Africa, Development & Aid, Europe, Headlines, Poverty & SDGs

DEVELOPMENT: ‘African Countries Should Get Down to Work’

Linus Atarah

HELSINKI, Feb 12 2004 (IPS) - Mao Tsetung once told former World Bank president Robert McNamara that “we plan to quadruple our GNP even without help from you.” Africans are now being told to do as Mao said.

“African countries should not wait for foreign aid,” says chairman of the development assistance committee of the Organisation for Economic Cooperation and Development (OECD), a group of industrialised nations.

Insufficient aid flow and lack of foreign investment are not entirely to blame if African countries fail to meet the Millennium Development Goals (MDGs), Manning said at the launch of a report he submitted to the OECD in Helsinki this week.

“If Africans prefer to invest their monies in property in offshore and Swiss accounts, they shouldn’t expect foreign investment to salvage them,” he said.
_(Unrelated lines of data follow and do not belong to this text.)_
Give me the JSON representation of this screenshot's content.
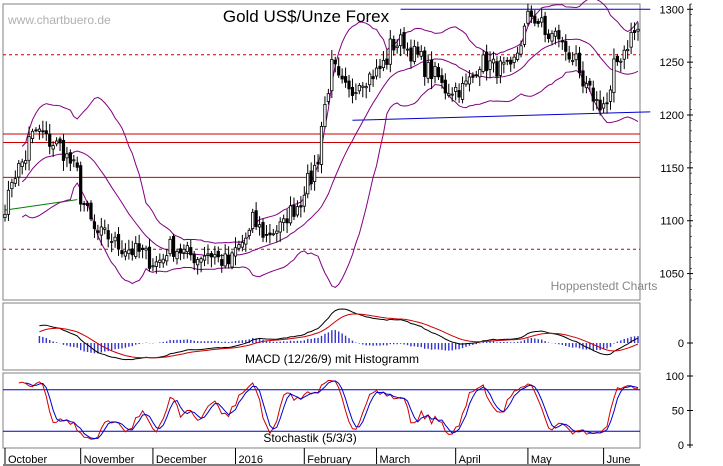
{
  "watermark": "www.chartbuero.de",
  "title": "Gold US$/Unze Forex",
  "credit": "Hoppenstedt Charts",
  "colors": {
    "candle": "#000000",
    "bollinger": "#800080",
    "resistance_red": "#cc0000",
    "trend_blue": "#0000cc",
    "trend_green": "#008000",
    "macd_line": "#000000",
    "signal_line": "#cc0000",
    "histogram": "#3333cc",
    "stoch_k": "#cc0000",
    "stoch_d": "#0000cc",
    "frame": "#808080"
  },
  "chart_data": [
    {
      "type": "candlestick",
      "title": "Gold US$/Unze Forex",
      "ylim": [
        1025,
        1305
      ],
      "y_ticks": [
        1050,
        1100,
        1150,
        1200,
        1250,
        1300
      ],
      "x_labels": [
        "October",
        "November",
        "December",
        "2016",
        "February",
        "March",
        "April",
        "May",
        "June"
      ],
      "close_anchors": [
        [
          "2015-10-01",
          1115
        ],
        [
          "2015-10-05",
          1140
        ],
        [
          "2015-10-09",
          1160
        ],
        [
          "2015-10-14",
          1185
        ],
        [
          "2015-10-20",
          1175
        ],
        [
          "2015-10-26",
          1165
        ],
        [
          "2015-10-30",
          1145
        ],
        [
          "2015-11-03",
          1115
        ],
        [
          "2015-11-06",
          1090
        ],
        [
          "2015-11-12",
          1085
        ],
        [
          "2015-11-18",
          1075
        ],
        [
          "2015-11-25",
          1070
        ],
        [
          "2015-12-02",
          1060
        ],
        [
          "2015-12-08",
          1075
        ],
        [
          "2015-12-14",
          1070
        ],
        [
          "2015-12-18",
          1065
        ],
        [
          "2015-12-23",
          1070
        ],
        [
          "2015-12-31",
          1060
        ],
        [
          "2016-01-05",
          1075
        ],
        [
          "2016-01-11",
          1100
        ],
        [
          "2016-01-15",
          1085
        ],
        [
          "2016-01-22",
          1095
        ],
        [
          "2016-01-28",
          1115
        ],
        [
          "2016-02-03",
          1140
        ],
        [
          "2016-02-08",
          1190
        ],
        [
          "2016-02-11",
          1245
        ],
        [
          "2016-02-18",
          1220
        ],
        [
          "2016-02-24",
          1235
        ],
        [
          "2016-03-01",
          1240
        ],
        [
          "2016-03-07",
          1265
        ],
        [
          "2016-03-11",
          1270
        ],
        [
          "2016-03-17",
          1255
        ],
        [
          "2016-03-23",
          1240
        ],
        [
          "2016-03-29",
          1225
        ],
        [
          "2016-04-05",
          1225
        ],
        [
          "2016-04-12",
          1250
        ],
        [
          "2016-04-19",
          1245
        ],
        [
          "2016-04-25",
          1240
        ],
        [
          "2016-04-29",
          1280
        ],
        [
          "2016-05-03",
          1295
        ],
        [
          "2016-05-09",
          1275
        ],
        [
          "2016-05-13",
          1275
        ],
        [
          "2016-05-19",
          1255
        ],
        [
          "2016-05-24",
          1225
        ],
        [
          "2016-05-30",
          1212
        ],
        [
          "2016-06-02",
          1210
        ],
        [
          "2016-06-06",
          1245
        ],
        [
          "2016-06-10",
          1268
        ],
        [
          "2016-06-15",
          1280
        ]
      ],
      "horizontal_lines_red_solid": [
        1182,
        1174,
        1141
      ],
      "horizontal_lines_red_dashed": [
        1257,
        1073
      ],
      "trend_lines_blue": [
        {
          "from": [
            "2016-03-10",
            1300
          ],
          "to": [
            "2016-06-20",
            1300
          ]
        },
        {
          "from": [
            "2016-02-20",
            1195
          ],
          "to": [
            "2016-06-20",
            1203
          ]
        }
      ],
      "trend_lines_green": [
        {
          "from": [
            "2015-10-01",
            1110
          ],
          "to": [
            "2015-11-01",
            1120
          ]
        }
      ],
      "bollinger_period": 20
    },
    {
      "type": "line",
      "title": "MACD (12/26/9) mit Histogramm",
      "y_ticks": [
        0
      ],
      "series": [
        {
          "name": "MACD"
        },
        {
          "name": "Signal"
        },
        {
          "name": "Histogramm"
        }
      ]
    },
    {
      "type": "line",
      "title": "Stochastik (5/3/3)",
      "ylim": [
        0,
        100
      ],
      "y_ticks": [
        0,
        50,
        100
      ],
      "reference_lines": [
        80,
        20
      ],
      "series": [
        {
          "name": "%K"
        },
        {
          "name": "%D"
        }
      ]
    }
  ]
}
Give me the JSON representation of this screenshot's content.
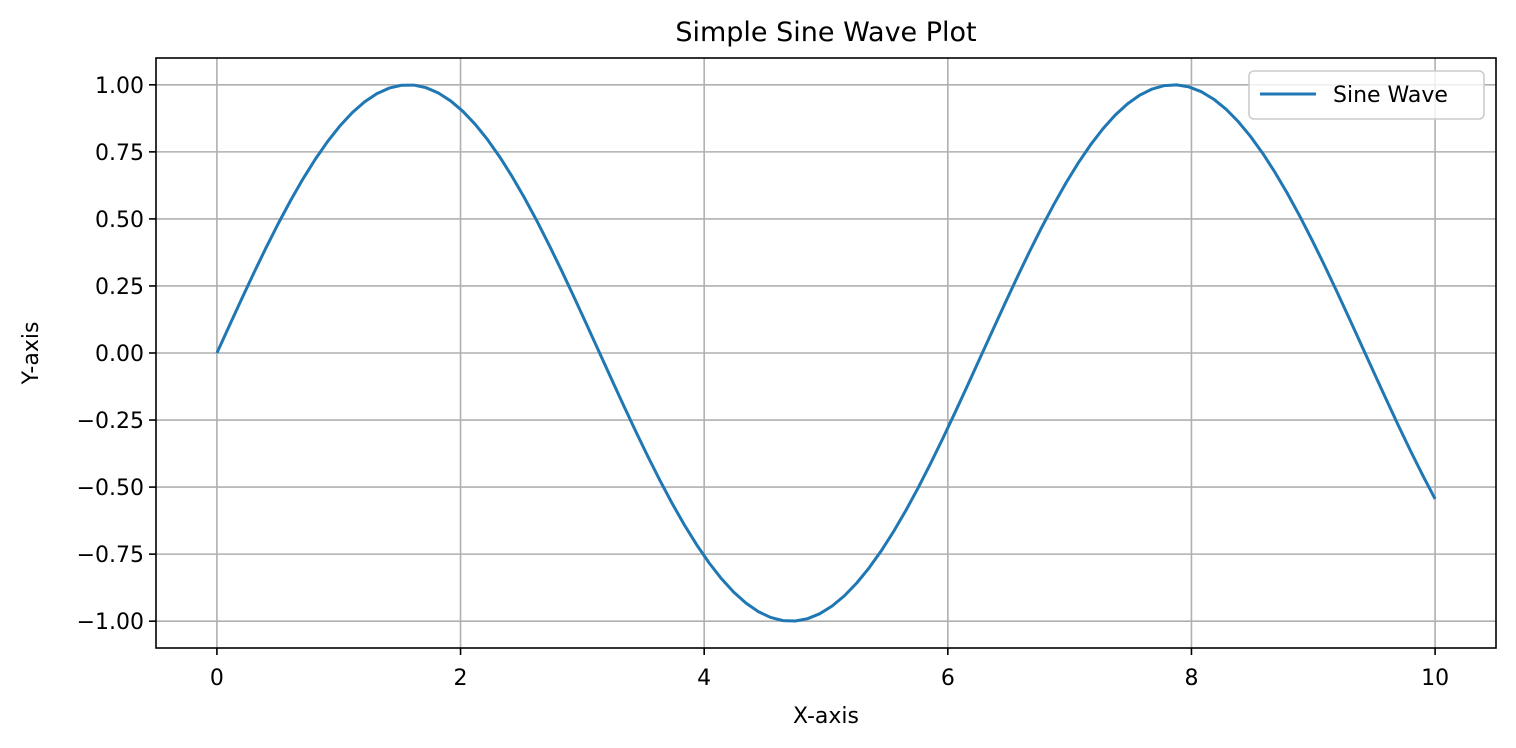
{
  "chart_data": {
    "type": "line",
    "title": "Simple Sine Wave Plot",
    "xlabel": "X-axis",
    "ylabel": "Y-axis",
    "xlim": [
      -0.5,
      10.5
    ],
    "ylim": [
      -1.1,
      1.1
    ],
    "xticks": [
      0,
      2,
      4,
      6,
      8,
      10
    ],
    "xtick_labels": [
      "0",
      "2",
      "4",
      "6",
      "8",
      "10"
    ],
    "yticks": [
      1.0,
      0.75,
      0.5,
      0.25,
      0.0,
      -0.25,
      -0.5,
      -0.75,
      -1.0
    ],
    "ytick_labels": [
      "1.00",
      "0.75",
      "0.50",
      "0.25",
      "0.00",
      "−0.25",
      "−0.50",
      "−0.75",
      "−1.00"
    ],
    "grid": true,
    "legend_position": "top-right",
    "series": [
      {
        "name": "Sine Wave",
        "color": "#1f77b4",
        "function": "sin(x)",
        "x_range": [
          0,
          10
        ],
        "num_points": 100
      }
    ]
  }
}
Manning has spent several years working on development cooperation in Africa and Asia.

But while calling on African countries to reduce aid dependency, Manning also called on donors to take into account the development dimension of aid.

If they fail to do that, “much of our spending will be merely offsetting the costs imposed on our partners by other policies of our own governments,” he said. “This is undesirable in principle and certainly should not be allowed to happen by inattention.”

The OECD countries need to pursue policies “as if development matters”, he emphasised.

The prime goal among the eight MDGs set out at the Millennium summit in 2000 is to halve the proportion of people living in absolute poverty by 2015, in relation to 1990. By United Nations estimates 1.2 billion people live in absolute poverty, on less than one dollar a day that is. Achieving the set target would bring that number down to 890 million.

Current indicators suggest that this goal can be met, but due largely to the good performance by Asian and South East Asian countries who have the largest population of people still living in poverty.

“Africa remains the test case for the donor community,” Manning told IPS later. Benin, Uganda, and Mozambique that have recorded strong economic growth are well on track to hit the poverty reduction target by the set date, he said. But Africa as a whole has slipped far behind.

Growth in Africa is slow because of small markets in small countries, he said. “Serious regional economic integration is part of the answer.”

The other part is assistance, he said. Estimates by the World Bank and other institutions suggest that 100 billion dollars in aid is needed to meet the MDGs. But current aid flows stand at 58 billion dollars.

If all the pledges made by the developed countries at the Monterrey conference on financing for development in Mexico in 2002 are met, that would bring in about 75 billion dollars, still leaving a shortfall of 25 billion dollars, Manning said.

Kalle Laaksonen from the Pellervo Economic Research Institute, a Finnish think-tank, said the New Partnership for Africa’s Development (NEPAD) provides the basis for more African self-sufficiency. He said closer regional integration in Africa would increase the size of African markets and attract more foreign investors.

But reaching self-sufficiency “essentially involves a change of attitude and mentality,” he told IPS. “Africans have to reach a stage where the predominant thinking becomes ‘we Africans can do it by ourselves’.”

But solutions are not that simple, says Prof Pertti Haaparanta from the Helsinki School of Economics and Business Administration. Regional integration can mean closing off African countries in other regions and hurting them economically, he said.

“African countries cannot succeed by trading with each other alone,” Haaparanta told IPS. Only unimpeded access to markets in developed countries can be a key to their success, he said.

“Irrespective of the level of success in regional integration, African markets would still not provide sufficient revenue because of low purchasing power of their populations and the lower prices of goods,” he said. “But the rich northern markets would provide higher prices.”